FORGOTTEN BOOKS: THE WRONG SIDE OF THE SKY BY GAVIN LYALL!
Gavin Lyall (along with Desmond Bagley, Hammond Innes, and Alistair MacLean – all of whom are forgotten/out of favor today), was one of my favorite authors working in what was once called the High Adventure genre. Lyall’s first person narratives of aviation daring-do and intrigue filled my teenage head with dreams of adventure.
Published in the ‘60s and ‘70s, Lyall's first seven novels were action thrillers with different settings around the world. His first novel, The Wrong Side of the Sky, drew from his personal experiences in the Libyan Desert and in Greece, and set the standard for his meticulous research.
The Wrong Side of the Sky was an immediate success and allowed Lyall to quit his job as a reporter and take up novel writing full time.
The protagonist, Jack Clay, was typical of Lyall’s early heroes – an ex-Royal Air Force military transport pilot now making a threadbare living flying charter cargo flights of dubious legitimacy around the Mediterranean and other parts of Europe in an old Douglas DC-3.
His dreams of having his own airplane and own charter company are rapidly fading due to age and lack of money, but at least he is flying.
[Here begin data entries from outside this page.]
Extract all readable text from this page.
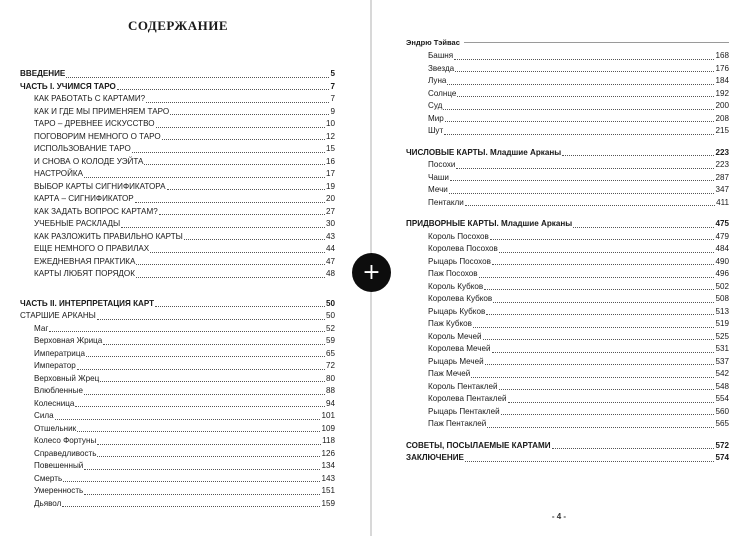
СОДЕРЖАНИЕ
ВВЕДЕНИЕ	5
ЧАСТЬ I. УЧИМСЯ ТАРО	7
КАК РАБОТАТЬ С КАРТАМИ?	7
КАК И ГДЕ МЫ ПРИМЕНЯЕМ ТАРО	9
ТАРО – ДРЕВНЕЕ ИСКУССТВО	10
ПОГОВОРИМ НЕМНОГО О ТАРО	12
ИСПОЛЬЗОВАНИЕ ТАРО	15
И СНОВА О КОЛОДЕ УЭЙТА	16
НАСТРОЙКА	17
ВЫБОР КАРТЫ СИГНИФИКАТОРА	19
КАРТА – СИГНИФИКАТОР	20
КАК ЗАДАТЬ ВОПРОС КАРТАМ?	27
УЧЕБНЫЕ РАСКЛАДЫ	30
КАК РАЗЛОЖИТЬ ПРАВИЛЬНО КАРТЫ	43
ЕЩЕ НЕМНОГО О ПРАВИЛАХ	44
ЕЖЕДНЕВНАЯ ПРАКТИКА	47
КАРТЫ ЛЮБЯТ ПОРЯДОК	48
ЧАСТЬ II. ИНТЕРПРЕТАЦИЯ КАРТ	50
СТАРШИЕ АРКАНЫ	50
Маг	52
Верховная Жрица	59
Императрица	65
Император	72
Верховный Жрец	80
Влюбленные	88
Колесница	94
Сила	101
Отшельник	109
Колесо Фортуны	118
Справедливость	126
Повешенный	134
Смерть	143
Умеренность	151
Дьявол	159
Эндрю Тэйвас
Башня	168
Звезда	176
Луна	184
Солнце	192
Суд	200
Мир	208
Шут	215
ЧИСЛОВЫЕ КАРТЫ. Младшие Арканы	223
Посохи	223
Чаши	287
Мечи	347
Пентакли	411
ПРИДВОРНЫЕ КАРТЫ. Младшие Арканы	475
Король Посохов	479
Королева Посохов	484
Рыцарь Посохов	490
Паж Посохов	496
Король Кубков	502
Королева Кубков	508
Рыцарь Кубков	513
Паж Кубков	519
Король Мечей	525
Королева Мечей	531
Рыцарь Мечей	537
Паж Мечей	542
Король Пентаклей	548
Королева Пентаклей	554
Рыцарь Пентаклей	560
Паж Пентаклей	565
СОВЕТЫ, ПОСЫЛАЕМЫЕ КАРТАМИ	572
ЗАКЛЮЧЕНИЕ	574
- 4 -
+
While in Athens, Greece he has a chance encounter with an old wartime friend and rival pilot, Ken Kitson, when he lands in a luxurious private plane.
Kitson is personal pilot to the immensely wealthy former-Nawab of Tungabhadra in Pakistan, who is searching the world for his family's heirloom jewels, which had been stolen by a British charter pilot during the Partition of India. However, the Nawab is not the only one looking for the missing jewels, and is not the only one who would cheat, steal or murder to find them first.
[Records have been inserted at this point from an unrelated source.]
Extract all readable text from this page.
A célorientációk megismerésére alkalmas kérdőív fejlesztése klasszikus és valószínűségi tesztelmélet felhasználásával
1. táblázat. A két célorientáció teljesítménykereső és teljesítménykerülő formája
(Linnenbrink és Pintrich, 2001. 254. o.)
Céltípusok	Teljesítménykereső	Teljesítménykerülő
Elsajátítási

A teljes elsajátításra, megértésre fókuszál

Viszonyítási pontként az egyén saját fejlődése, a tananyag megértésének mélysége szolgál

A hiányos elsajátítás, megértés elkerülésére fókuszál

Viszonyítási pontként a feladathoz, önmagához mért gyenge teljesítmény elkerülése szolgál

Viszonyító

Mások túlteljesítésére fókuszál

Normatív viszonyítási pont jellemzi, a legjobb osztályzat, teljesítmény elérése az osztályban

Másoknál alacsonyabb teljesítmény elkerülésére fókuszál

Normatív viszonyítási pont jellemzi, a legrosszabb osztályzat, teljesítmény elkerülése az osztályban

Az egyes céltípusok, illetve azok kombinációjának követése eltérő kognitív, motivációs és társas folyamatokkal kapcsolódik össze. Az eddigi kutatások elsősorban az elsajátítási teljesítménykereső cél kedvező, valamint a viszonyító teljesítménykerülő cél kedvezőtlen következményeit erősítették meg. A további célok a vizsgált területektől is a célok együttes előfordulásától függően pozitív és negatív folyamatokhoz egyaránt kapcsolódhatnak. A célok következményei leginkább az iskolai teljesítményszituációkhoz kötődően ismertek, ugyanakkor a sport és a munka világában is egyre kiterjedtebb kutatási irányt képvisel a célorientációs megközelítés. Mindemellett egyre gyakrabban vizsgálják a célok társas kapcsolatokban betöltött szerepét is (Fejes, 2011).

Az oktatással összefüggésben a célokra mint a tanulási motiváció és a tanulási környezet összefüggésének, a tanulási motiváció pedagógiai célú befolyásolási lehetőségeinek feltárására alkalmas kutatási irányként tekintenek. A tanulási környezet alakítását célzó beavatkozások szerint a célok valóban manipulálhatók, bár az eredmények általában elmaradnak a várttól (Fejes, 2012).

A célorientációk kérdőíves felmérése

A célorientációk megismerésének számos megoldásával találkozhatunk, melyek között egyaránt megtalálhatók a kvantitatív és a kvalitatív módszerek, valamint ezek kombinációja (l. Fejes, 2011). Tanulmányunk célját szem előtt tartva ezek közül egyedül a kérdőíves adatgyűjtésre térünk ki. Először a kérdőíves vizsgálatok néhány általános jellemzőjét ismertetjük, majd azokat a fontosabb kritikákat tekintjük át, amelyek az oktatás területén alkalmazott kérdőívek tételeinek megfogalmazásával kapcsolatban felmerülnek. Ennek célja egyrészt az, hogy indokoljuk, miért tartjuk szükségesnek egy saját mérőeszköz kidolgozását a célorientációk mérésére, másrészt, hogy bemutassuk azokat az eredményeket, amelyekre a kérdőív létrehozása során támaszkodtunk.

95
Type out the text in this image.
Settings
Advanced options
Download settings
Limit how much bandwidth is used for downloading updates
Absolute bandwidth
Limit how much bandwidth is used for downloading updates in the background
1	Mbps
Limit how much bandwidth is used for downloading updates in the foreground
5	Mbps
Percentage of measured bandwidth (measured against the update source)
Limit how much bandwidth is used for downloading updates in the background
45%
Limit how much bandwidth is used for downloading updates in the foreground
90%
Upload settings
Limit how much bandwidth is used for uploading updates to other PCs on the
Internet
This is all good stuff and typical of Lyall’s early work. His second novel, The Most Dangerous Game (1963) was set in Finnish Lapland, and was again meticulously researched with local details.
The film rights to Midnight Plus One (1965), in which an ex-spy is hired to drive a millionaire to Liechtenstein were purchased by actor Steve McQueen, who had planned to adapt it to the cinema before he died.
Shooting Script (1966) is about a former RAF pilot hired to fly a camera plane for a filming company is set around the Caribbean. The protagonists of Judas Country (1975) are again former RAF pilots, and the setting is now in Cyprus and the Middle East.
Later in his writing career, Lyall adapted to the demands of the market, turning to more LeCarre type espionage stories. These were told in the third person and, while they might have sold better than his early works, I found them stodgy and tough reading.
Lyall won the British Crime Writers' Association's Silver Dagger award in both 1964 and 1965, which I think speaks to the excellence of his early titles.
If you can dig up a copy of The Wrong Side of the Sky, I can guarantee you an evening of adventure and excitement, which will have you scrambling for more of Lyall’s novels.